19. Shall require each nursing home to provide a full refund of any unexpended patient funds on deposit with the facility following the discharge or death of a patient, other than entrance-related fees paid to a continuing care provider as defined in § 38.2-4900, within 30 days of a written request for such funds by the discharged patient or, in the case of the death of a patient, the person administering the person's estate in accordance with the Virginia Small Estates Act (§ 64.2-600 et seq.).

C. Upon obtaining the appropriate license, if applicable, licensed hospitals, nursing homes, and certified nursing facilities may operate adult day care centers.

D. All facilities licensed by the Board pursuant to this article which provide treatment or care for hemophiliacs and, in the course of such treatment, stock clotting factors, shall maintain records of all lot numbers or other unique identifiers for such clotting factors in order that, in the event the lot is found to be contaminated with an infectious agent, those hemophiliacs who have received units of this contaminated clotting factor may be apprised of this contamination. Facilities which have identified a lot which is known to be contaminated shall notify the recipient's attending physician and request that he notify the recipient of the contamination. If the physician is unavailable, the facility shall notify by mail, return receipt requested, each recipient who received treatment from a known contaminated lot at the individual's last known address.

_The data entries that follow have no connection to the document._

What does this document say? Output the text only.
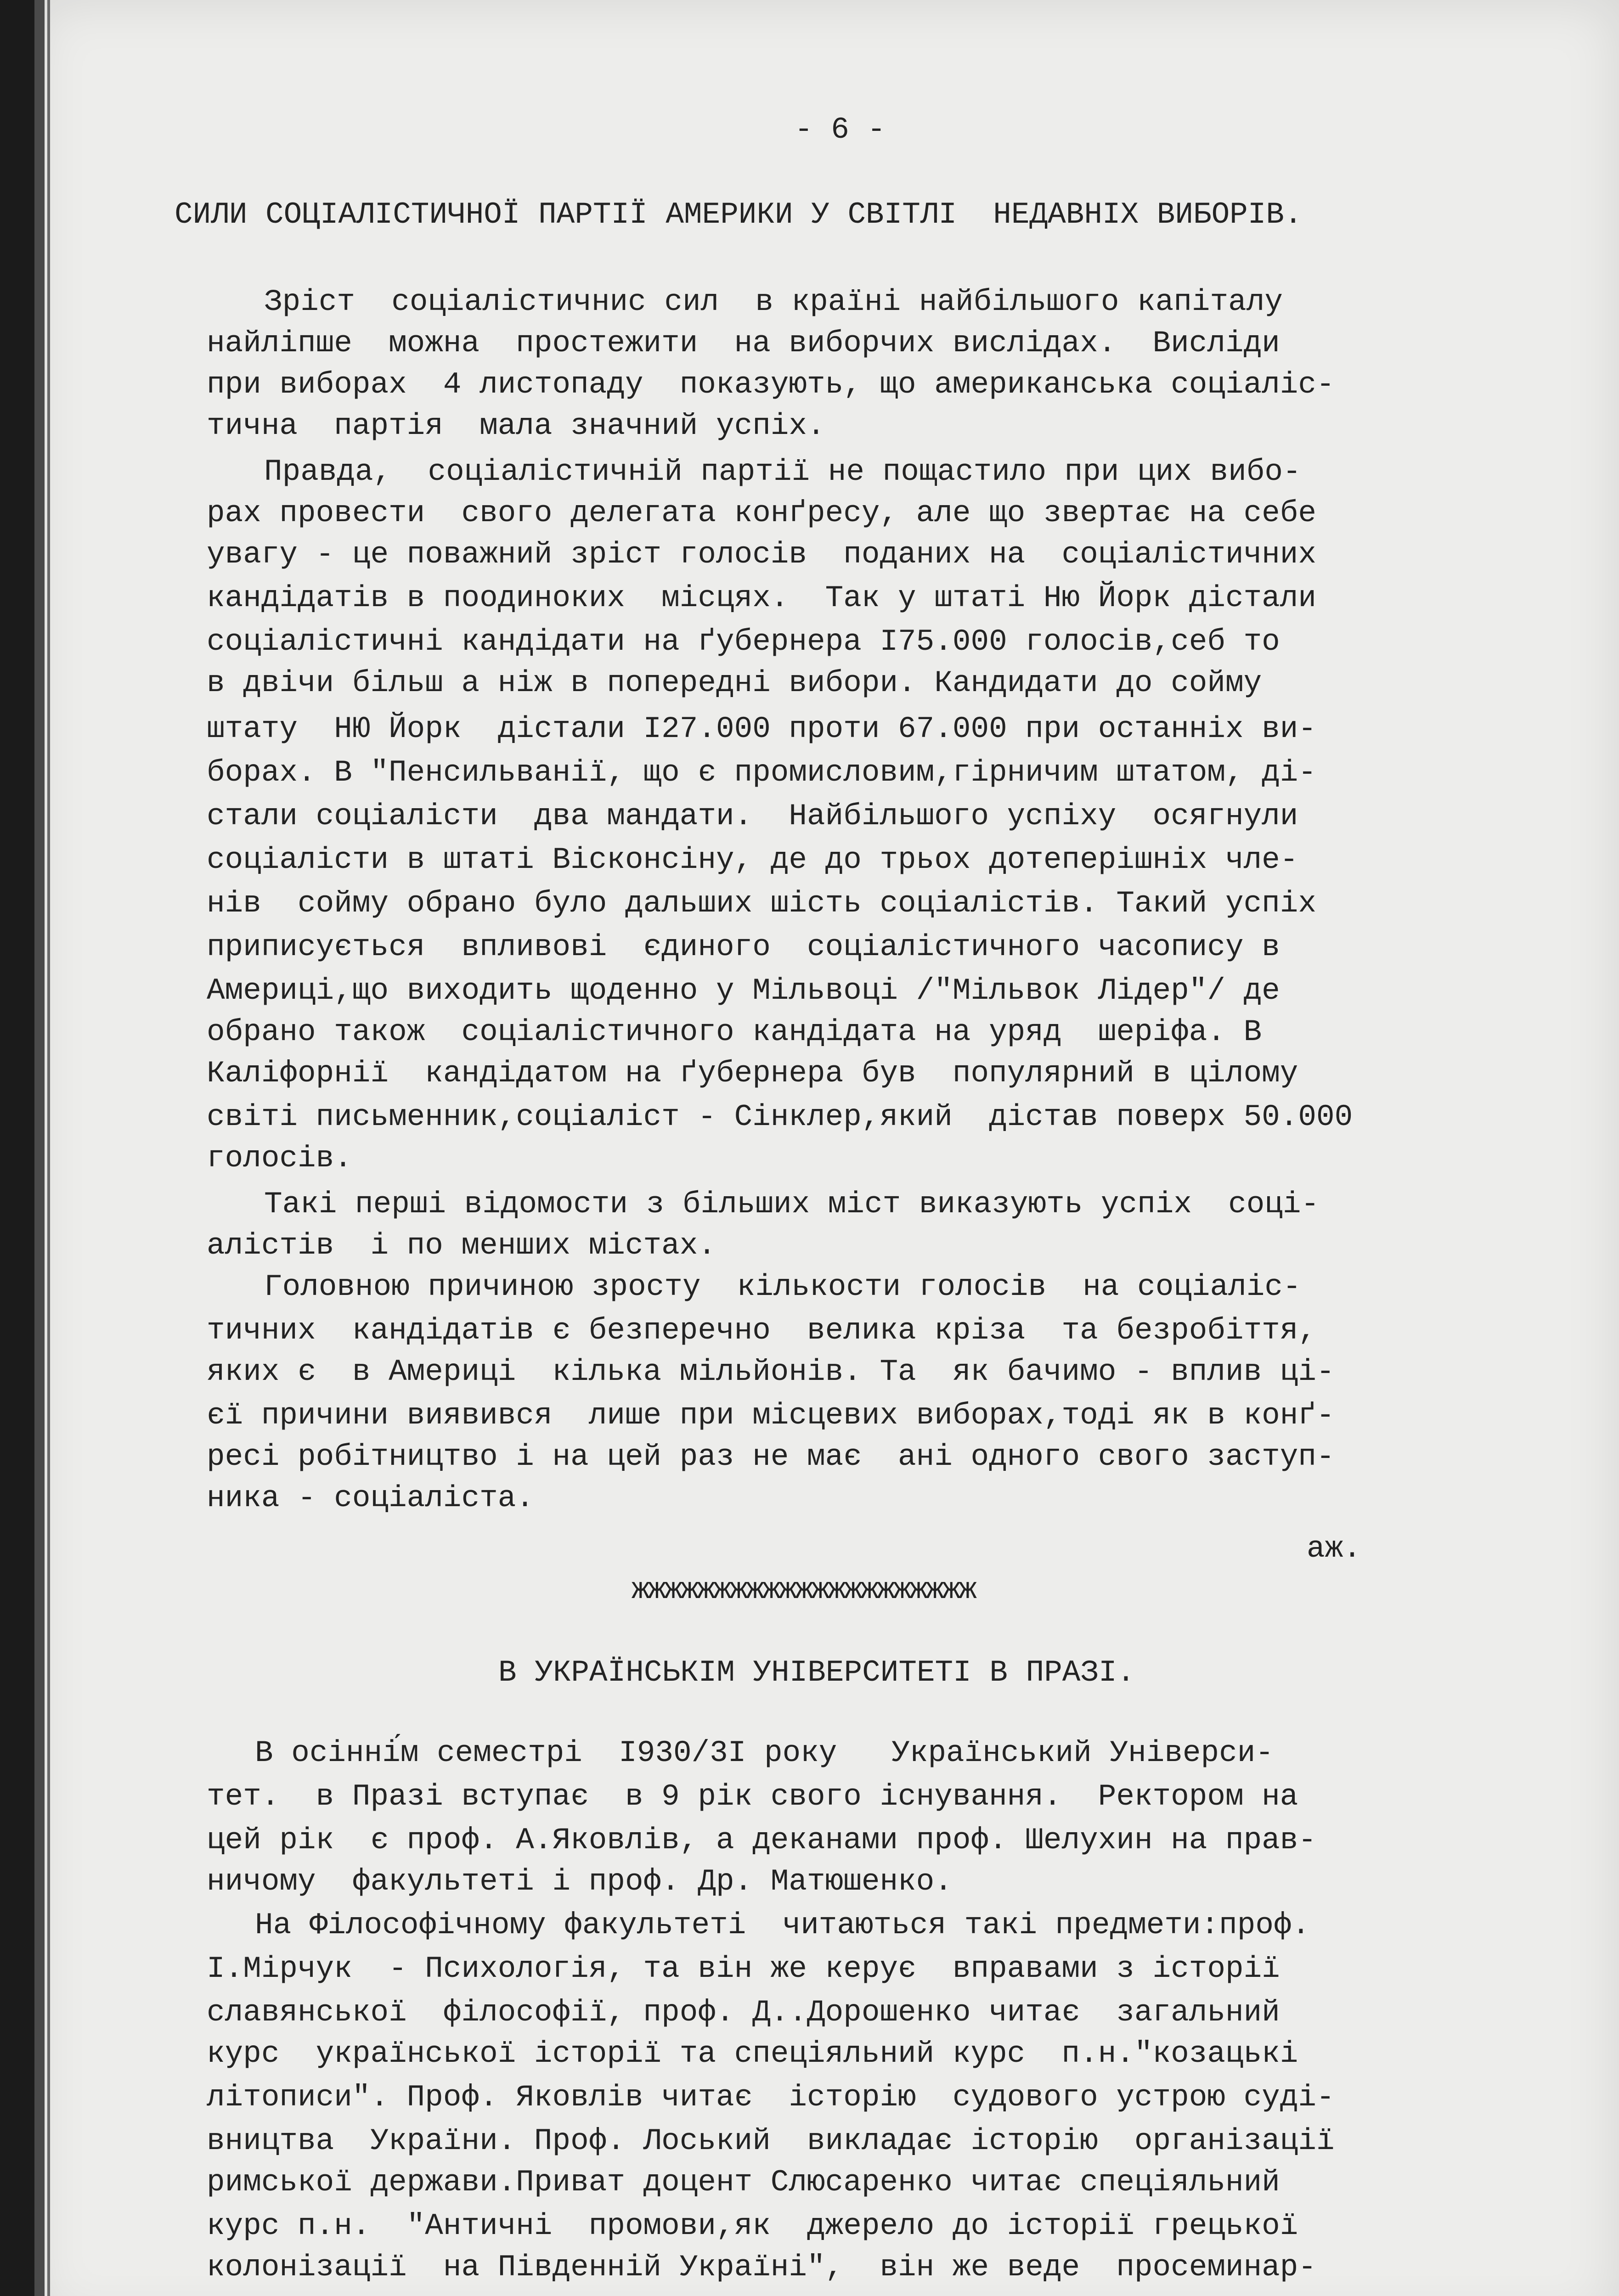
- 6 -
СИЛИ СОЦІАЛІСТИЧНОЇ ПАРТІЇ АМЕРИКИ У СВІТЛІ  НЕДАВНІХ ВИБОРІВ.
Зріст  соціалістичнис сил  в країні найбільшого капіталу
найліпше  можна  простежити  на виборчих вислідах.  Висліди
при виборах  4 листопаду  показують, що американська соціаліс-
тична  партія  мала значний успіх.
Правда,  соціалістичній партії не пощастило при цих вибо-
рах провести  свого делегата конґресу, але що звертає на себе
увагу - це поважний зріст голосів  поданих на  соціалістичних
кандідатів в поодиноких  місцях.  Так у штаті Ню Йорк дістали
соціалістичні кандідати на ґубернера I75.000 голосів,себ то
в двічи більш а ніж в попередні вибори. Кандидати до сойму
штату  НЮ Йорк  дістали I27.000 проти 67.000 при останніх ви-
борах. В "Пенсильванії, що є промисловим,гірничим штатом, ді-
стали соціалісти  два мандати.  Найбільшого успіху  осягнули
соціалісти в штаті Вісконсіну, де до трьох дотеперішніх чле-
нів  сойму обрано було дальших шість соціалістів. Такий успіх
приписується  впливові  єдиного  соціалістичного часопису в
Америці,що виходить щоденно у Мільвоці /"Мільвок Лідер"/ де
обрано також  соціалістичного кандідата на уряд  шеріфа. В
Каліфорнії  кандідатом на ґубернера був  популярний в цілому
світі письменник,соціаліст - Сінклер,який  дістав поверх 50.000
голосів.
Такі перші відомости з більших міст виказують успіх  соці-
алістів  і по менших містах.
Головною причиною зросту  кількости голосів  на соціаліс-
тичних  кандідатів є безперечно  велика кріза  та безробіття,
яких є  в Америці  кілька мільйонів. Та  як бачимо - вплив ці-
єї причини виявився  лише при місцевих виборах,тоді як в конґ-
ресі робітництво і на цей раз не має  ані одного свого заступ-
ника - соціаліста.
аж.
жжжжжжжжжжжжжжжжжжжжж
В УКРАЇНСЬКІМ УНІВЕРСИТЕТІ В ПРАЗІ.
В осінні́м семестрі  I930/3I року   Український Універси-
тет.  в Празі вступає  в 9 рік свого існування.  Ректором на
цей рік  є проф. А.Яковлів, а деканами проф. Шелухин на прав-
ничому  факультеті і проф. Др. Матюшенко.
На Філософічному факультеті  читаються такі предмети:проф.
І.Мірчук  - Психологія, та він же керує  вправами з історії
славянської  філософії, проф. Д..Дорошенко читає  загальний
курс  української історії та спеціяльний курс  п.н."козацькі
літописи". Проф. Яковлів читає  історію  судового устрою суді-
вництва  України. Проф. Лоський  викладає історію  організації
римської держави.Приват доцент Слюсаренко читає спеціяльний
курс п.н.  "Античні  промови,як  джерело до історії грецької
колонізації  на Південній Україні",  він же веде  просеминар-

§ 38.2-3451. Essential health benefits.

A. Notwithstanding any provision of § 38.2-3431 or any other section of this title to the contrary, a health carrier offering a health benefit plan providing individual or small group health insurance coverage shall provide that such coverage includes the essential health benefits as required by § 1302(a) of the PPACA. The essential health benefits package may also include associated cost-sharing requirements or limitations. No qualified health insurance plan that is sold or offered for sale through an exchange established or operating in the Commonwealth shall provide coverage for abortions, regardless of whether such coverage is provided through the plan or is offered as a separate optional rider thereto, provided that such limitation shall not apply to an abortion performed (i) when the life of the mother is endangered by a physical disorder, physical illness, or physical injury, including a life-endangering physical condition caused by or arising from the pregnancy itself, or (ii) when the pregnancy is the result of an alleged act of rape or incest.

B. The provisions of subsection A regarding the inclusion of the PPACA-required minimum essential pediatric oral health benefits shall be deemed to be satisfied for health benefit plans made available in the small group market or individual market in the Commonwealth outside an exchange, as defined in § 38.2-3455, issued for policy or plan years beginning on or after January 1, 2015, that do not include the PPACA-required minimum essential pediatric oral health benefits if the health carrier has obtained reasonable assurance that such pediatric oral health benefits are provided to the purchaser of the health benefit plan. The health carrier shall be deemed to have obtained reasonable assurance that such pediatric oral health benefits are provided to the purchaser of the health benefit plan if:

1. At least one qualified dental plan, as defined in § 38.2-3455, (i) offers the minimum essential pediatric oral health benefits that are required under the PPACA and (ii) is available for purchase by the small group or individual purchaser; and

2. The health carrier prominently discloses, in a form approved by the Commission, at the time that it offers the health benefit plan that the plan does not provide the PPACA-required minimum essential pediatric oral health benefits.